La mujer dio un largo trago que pareció sentarle como agua bendita. Se limpió la boca con la manga y luego trató de enfocar la mirada en Daigo. Lo consiguió a medias.
—¿Porr dónde íbamos? ¡Hip! Ah, shí, shí, Inaka —rio, como si acabase de oír un chiste muy gracioso—. A ver, no esh que eshté tan cerca como parra darrte indicacionesh, ¿shabesh? ¡Hip! No eshtá a la vuelta de la esquina. Sholo por kilómetros shon mínimo dosh díash de viaje… perro eshtamos hablando del deshierto. ¡Del deshierto! Te llevará musho másh que esho.
Dio otro pequeño trago antes de continuar.
—Ademásh, ¿qué eshperash? ¿Alguna referrencia porr la que guiarrte? ¿Cuando lleguesh a un árbol mu’ grande mu’ grande, llamado el Arrbol Sagrado, gira al oeshte? —rio de nuevo, de forma aguda y exagerada—. Aquí sholo hay arrena, shiko. Bashta con que te deshvíes un metro por kilómetro del rumbo. ¡Óyeme bien! ¡Un metro por kilómetro!
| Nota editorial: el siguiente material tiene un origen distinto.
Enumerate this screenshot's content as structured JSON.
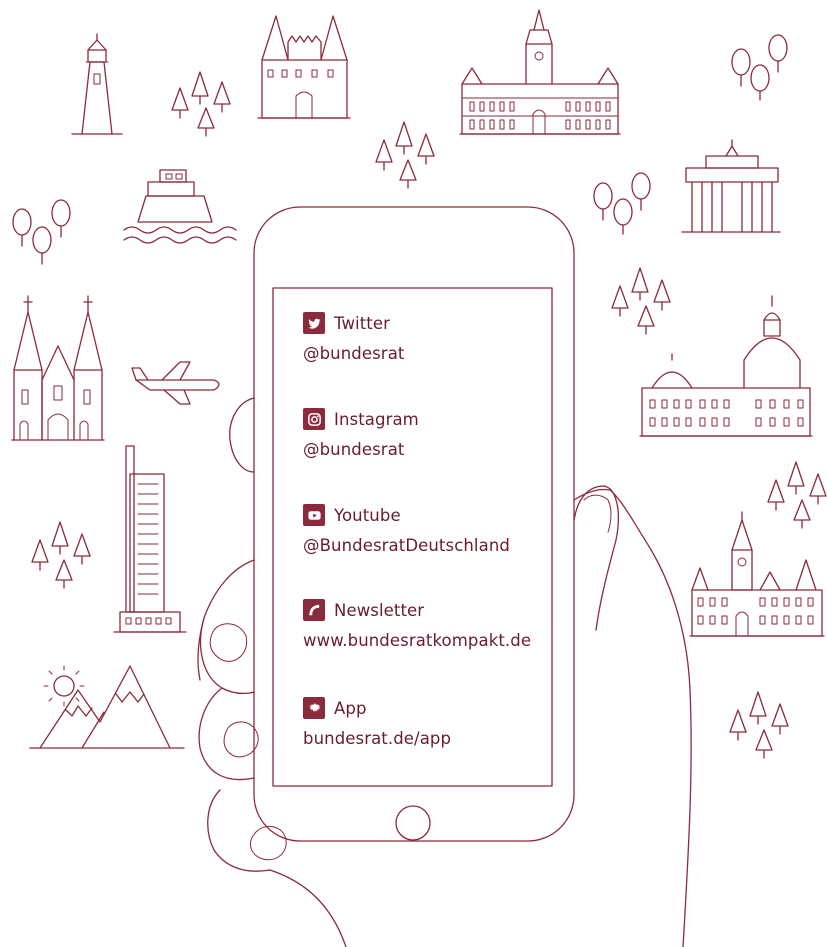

Y ya no llegash a Inaka en tu vida.
Negó con la cabeza con mucha fuerza.
—No, no. ¡Hip! Lo que tú… ¡hip! Lo que tú neceshitash esh un guía, shiko. Y eshtás en tu día de shuerte: porque sucede que yo shoy, ¡hip!, la mejor guía que ha pishado eshtash tierrash. Shiempre y cuando puedash cumplirr, ¡hip!, con mis honorrariosh, clarro.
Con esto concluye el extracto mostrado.